Ana no habló más hasta que llegaron al caminito. Allí las recibió una brisa
juguetona, cargada de aromas. A lo lejos, entre las sombras, una alegre luz brillaba en la cocina de «Tejas Verdes». Ana se acercó de pronto a Marilla y
deslizó su mano entre las endurecidas palmas de la mujer.
—Es hermoso volver al hogar, cuando se sabe que es un hogar —dijo—.

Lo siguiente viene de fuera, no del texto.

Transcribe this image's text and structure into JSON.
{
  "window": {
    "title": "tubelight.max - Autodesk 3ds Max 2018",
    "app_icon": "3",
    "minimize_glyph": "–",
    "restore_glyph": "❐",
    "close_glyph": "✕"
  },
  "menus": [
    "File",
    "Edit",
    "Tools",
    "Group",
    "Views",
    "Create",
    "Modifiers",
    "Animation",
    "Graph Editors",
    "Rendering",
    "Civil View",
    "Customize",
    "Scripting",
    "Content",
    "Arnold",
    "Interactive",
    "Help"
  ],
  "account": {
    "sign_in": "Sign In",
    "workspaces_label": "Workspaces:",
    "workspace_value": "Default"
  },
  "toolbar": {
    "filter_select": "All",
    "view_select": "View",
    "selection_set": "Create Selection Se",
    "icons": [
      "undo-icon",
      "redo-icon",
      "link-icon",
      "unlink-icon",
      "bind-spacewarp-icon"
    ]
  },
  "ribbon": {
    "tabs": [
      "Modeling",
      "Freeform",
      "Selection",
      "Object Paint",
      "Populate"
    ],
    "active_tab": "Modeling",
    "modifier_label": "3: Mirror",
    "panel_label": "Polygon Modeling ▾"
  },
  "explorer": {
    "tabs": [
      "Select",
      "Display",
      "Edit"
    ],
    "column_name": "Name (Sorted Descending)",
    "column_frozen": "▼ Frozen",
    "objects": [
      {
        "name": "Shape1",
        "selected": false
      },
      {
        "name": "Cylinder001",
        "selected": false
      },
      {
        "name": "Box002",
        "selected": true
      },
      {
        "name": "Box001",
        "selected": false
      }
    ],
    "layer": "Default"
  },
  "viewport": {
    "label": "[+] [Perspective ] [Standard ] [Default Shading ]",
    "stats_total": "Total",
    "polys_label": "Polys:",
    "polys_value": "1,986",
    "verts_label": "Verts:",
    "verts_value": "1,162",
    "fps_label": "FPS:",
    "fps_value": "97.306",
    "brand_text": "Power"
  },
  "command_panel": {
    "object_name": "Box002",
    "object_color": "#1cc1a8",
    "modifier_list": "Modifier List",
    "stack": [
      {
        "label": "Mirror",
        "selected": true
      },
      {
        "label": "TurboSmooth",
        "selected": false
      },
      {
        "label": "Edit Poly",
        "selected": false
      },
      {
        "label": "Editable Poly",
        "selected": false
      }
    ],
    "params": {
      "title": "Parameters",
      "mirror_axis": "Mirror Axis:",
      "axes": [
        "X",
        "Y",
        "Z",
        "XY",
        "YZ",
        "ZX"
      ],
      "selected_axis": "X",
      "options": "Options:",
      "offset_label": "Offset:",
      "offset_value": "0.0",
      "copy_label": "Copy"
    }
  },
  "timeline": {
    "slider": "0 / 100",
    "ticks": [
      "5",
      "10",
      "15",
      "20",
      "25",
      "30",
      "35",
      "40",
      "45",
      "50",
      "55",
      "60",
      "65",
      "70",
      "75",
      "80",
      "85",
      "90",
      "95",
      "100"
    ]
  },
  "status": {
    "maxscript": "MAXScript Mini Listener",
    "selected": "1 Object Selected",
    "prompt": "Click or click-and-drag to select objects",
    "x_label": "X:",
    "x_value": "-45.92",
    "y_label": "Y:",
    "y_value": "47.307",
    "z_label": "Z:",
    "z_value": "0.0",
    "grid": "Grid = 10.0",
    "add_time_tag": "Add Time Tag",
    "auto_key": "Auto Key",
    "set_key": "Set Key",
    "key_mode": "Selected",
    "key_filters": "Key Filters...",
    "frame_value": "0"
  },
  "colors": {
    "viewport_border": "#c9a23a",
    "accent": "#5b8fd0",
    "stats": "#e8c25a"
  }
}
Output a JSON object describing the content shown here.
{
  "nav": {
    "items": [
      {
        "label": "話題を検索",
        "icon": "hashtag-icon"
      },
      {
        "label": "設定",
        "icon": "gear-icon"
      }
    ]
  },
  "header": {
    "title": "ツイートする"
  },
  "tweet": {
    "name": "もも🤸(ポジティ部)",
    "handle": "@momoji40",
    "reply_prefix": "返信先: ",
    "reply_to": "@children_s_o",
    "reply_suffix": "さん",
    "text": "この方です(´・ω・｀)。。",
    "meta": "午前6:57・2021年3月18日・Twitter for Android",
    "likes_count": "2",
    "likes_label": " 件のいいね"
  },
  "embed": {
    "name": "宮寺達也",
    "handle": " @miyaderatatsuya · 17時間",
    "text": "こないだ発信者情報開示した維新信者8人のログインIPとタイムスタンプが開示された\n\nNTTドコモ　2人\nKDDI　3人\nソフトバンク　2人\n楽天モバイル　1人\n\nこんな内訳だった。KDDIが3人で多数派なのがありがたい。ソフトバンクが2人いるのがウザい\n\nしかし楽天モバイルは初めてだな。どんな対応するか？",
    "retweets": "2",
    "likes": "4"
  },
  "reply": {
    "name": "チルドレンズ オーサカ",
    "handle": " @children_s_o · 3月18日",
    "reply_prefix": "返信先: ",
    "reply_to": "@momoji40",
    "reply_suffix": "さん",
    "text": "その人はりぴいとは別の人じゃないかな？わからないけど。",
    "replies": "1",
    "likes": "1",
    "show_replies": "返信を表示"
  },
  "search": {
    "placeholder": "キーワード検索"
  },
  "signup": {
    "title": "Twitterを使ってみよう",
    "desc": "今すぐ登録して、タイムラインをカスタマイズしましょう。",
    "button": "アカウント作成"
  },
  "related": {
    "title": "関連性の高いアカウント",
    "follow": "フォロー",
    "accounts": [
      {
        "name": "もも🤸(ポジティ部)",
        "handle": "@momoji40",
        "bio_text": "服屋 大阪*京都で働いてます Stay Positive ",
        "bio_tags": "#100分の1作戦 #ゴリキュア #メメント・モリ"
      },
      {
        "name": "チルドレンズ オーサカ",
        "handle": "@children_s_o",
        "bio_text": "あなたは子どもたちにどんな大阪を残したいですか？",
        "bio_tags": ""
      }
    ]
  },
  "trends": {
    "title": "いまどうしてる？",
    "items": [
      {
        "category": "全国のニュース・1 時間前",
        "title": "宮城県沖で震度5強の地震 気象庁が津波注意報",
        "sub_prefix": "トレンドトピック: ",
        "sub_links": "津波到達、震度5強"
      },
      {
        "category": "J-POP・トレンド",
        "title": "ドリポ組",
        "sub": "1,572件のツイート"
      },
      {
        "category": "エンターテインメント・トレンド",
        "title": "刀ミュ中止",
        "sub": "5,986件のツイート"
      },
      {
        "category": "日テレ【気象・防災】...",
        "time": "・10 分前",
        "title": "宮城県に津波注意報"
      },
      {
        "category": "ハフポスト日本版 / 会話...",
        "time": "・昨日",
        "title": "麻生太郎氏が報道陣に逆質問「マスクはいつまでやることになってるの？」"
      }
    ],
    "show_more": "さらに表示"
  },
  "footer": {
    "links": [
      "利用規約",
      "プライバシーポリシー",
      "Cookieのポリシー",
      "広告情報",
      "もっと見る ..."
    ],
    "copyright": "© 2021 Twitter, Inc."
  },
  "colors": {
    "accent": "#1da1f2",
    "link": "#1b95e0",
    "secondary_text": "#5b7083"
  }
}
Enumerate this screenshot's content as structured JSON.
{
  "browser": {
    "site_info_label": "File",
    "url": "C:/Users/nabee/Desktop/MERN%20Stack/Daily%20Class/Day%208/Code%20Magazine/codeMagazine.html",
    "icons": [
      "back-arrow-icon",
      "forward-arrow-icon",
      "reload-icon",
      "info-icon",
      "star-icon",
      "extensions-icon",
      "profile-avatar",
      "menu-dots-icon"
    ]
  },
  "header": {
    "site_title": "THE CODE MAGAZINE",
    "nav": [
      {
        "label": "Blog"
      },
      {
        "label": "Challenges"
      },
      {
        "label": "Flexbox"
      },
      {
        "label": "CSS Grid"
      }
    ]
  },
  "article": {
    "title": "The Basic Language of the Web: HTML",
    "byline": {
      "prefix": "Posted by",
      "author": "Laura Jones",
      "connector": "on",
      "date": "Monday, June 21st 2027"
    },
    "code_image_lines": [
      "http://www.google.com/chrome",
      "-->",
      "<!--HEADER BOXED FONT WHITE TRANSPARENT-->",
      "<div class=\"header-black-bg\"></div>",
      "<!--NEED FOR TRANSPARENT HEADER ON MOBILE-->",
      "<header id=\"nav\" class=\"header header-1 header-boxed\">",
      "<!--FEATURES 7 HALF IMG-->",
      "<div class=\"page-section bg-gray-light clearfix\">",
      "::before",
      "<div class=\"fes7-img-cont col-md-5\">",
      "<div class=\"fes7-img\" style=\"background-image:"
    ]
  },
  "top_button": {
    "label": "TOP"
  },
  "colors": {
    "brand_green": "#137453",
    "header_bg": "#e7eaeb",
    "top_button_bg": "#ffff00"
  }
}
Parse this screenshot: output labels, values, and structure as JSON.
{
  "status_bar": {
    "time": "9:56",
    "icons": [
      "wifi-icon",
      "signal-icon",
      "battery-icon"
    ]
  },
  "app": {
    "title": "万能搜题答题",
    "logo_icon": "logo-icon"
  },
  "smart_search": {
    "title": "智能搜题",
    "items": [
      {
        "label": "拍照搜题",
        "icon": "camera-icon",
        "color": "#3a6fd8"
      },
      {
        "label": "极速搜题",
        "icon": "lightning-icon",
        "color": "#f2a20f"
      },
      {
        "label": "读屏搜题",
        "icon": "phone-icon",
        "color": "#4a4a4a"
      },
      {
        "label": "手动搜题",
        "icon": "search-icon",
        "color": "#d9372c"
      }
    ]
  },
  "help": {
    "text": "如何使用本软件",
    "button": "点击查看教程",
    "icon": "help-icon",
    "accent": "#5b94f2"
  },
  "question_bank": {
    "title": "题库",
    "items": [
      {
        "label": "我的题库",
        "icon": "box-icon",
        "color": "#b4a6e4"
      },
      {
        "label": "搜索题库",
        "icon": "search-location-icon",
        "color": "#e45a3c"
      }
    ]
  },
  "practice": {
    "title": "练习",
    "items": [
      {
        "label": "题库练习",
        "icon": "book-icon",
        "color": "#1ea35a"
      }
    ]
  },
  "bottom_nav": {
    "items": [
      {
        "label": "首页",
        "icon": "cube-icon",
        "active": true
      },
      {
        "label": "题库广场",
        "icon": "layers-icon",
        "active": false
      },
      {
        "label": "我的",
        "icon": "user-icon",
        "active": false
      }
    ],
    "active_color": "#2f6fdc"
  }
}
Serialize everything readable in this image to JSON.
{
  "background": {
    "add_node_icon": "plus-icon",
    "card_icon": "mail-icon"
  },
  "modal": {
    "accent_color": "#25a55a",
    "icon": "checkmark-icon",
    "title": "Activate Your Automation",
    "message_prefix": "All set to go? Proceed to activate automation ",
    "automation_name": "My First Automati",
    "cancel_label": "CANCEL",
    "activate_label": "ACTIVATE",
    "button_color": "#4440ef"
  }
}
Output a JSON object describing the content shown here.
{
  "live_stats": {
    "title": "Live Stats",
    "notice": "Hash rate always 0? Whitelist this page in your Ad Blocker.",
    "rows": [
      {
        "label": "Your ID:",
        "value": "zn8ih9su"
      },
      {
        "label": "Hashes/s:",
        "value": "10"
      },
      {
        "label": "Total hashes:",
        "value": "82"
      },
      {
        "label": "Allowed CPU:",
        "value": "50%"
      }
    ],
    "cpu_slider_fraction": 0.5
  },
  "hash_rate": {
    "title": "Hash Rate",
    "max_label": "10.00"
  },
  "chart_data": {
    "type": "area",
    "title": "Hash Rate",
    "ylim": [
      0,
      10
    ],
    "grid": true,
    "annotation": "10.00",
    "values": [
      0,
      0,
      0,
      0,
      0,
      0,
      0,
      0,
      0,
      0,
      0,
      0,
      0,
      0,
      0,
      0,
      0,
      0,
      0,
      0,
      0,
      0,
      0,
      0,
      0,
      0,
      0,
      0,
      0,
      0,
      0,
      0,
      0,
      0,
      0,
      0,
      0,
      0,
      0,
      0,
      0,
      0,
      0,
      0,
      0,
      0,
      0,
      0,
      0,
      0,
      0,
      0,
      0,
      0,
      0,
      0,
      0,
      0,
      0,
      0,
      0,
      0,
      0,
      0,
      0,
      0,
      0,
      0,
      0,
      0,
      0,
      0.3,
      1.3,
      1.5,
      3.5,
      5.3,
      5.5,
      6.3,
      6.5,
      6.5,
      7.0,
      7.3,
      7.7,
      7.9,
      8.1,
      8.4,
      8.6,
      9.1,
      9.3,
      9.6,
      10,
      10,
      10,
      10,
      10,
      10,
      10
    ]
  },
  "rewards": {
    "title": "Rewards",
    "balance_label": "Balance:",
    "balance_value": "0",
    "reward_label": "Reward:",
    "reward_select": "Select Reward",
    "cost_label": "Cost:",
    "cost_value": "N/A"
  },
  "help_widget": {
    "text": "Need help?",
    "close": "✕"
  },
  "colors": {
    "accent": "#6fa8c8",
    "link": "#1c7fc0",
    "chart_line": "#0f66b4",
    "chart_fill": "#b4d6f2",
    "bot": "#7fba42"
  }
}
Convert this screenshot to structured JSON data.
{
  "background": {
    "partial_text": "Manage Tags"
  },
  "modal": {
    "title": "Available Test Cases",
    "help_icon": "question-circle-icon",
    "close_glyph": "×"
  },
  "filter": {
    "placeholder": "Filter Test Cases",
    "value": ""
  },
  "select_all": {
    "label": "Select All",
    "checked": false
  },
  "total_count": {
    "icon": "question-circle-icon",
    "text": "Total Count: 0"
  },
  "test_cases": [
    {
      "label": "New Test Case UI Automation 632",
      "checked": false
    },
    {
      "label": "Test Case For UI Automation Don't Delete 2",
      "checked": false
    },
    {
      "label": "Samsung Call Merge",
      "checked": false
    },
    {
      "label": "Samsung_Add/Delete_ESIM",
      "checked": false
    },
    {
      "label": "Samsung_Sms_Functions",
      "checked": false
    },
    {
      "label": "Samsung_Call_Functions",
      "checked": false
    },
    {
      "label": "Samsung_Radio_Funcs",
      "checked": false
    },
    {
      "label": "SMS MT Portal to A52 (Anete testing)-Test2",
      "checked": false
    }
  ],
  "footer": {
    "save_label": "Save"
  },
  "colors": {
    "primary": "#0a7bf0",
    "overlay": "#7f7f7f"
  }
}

Yo quiero a «Tejas Verdes». Ningún lugar me pareció antes ser mi hogar. ¡Oh,
Marilla, soy tan feliz! Podría ponerme a rezar en este momento sin que me
resultara difícil.
Al contacto de aquella manecita, algo cálido y placentero invadió el
corazón de Marilla; quizá era un resabio de la maternidad que no gozara. Lo
insólito y dulce de aquella sensación la turbó. Se apresuró a restaurar su estado
de ánimo habitual inculcando moral.
—Mientras seas buena serás feliz, Ana. Y nunca debe costar-te trabajo
decir tus oraciones.
—Decir las oraciones no es lo mismo que rezar —dijo Ana, meditabunda
—. Pero voy a imaginarme que soy el viento que sopla en los árboles. Cuando
me canse de los árboles, imaginaré que estoy en los helechos, luego volaré
hasta el jardín de la señora Lynde y haré danzar las flores; después iré con un
gran salto al campo de los tréboles, y más tarde acariciaré el Lago de las
Aguas Refulgentes, quebrándolo en pequeños rizos brillantes. ¡Hay tanto
campo para la imaginación en el viento! De manera que ya no hablaré más por
ahora, Marilla.
—Gracias al cielo —murmuró la mujer, con devoto alivio.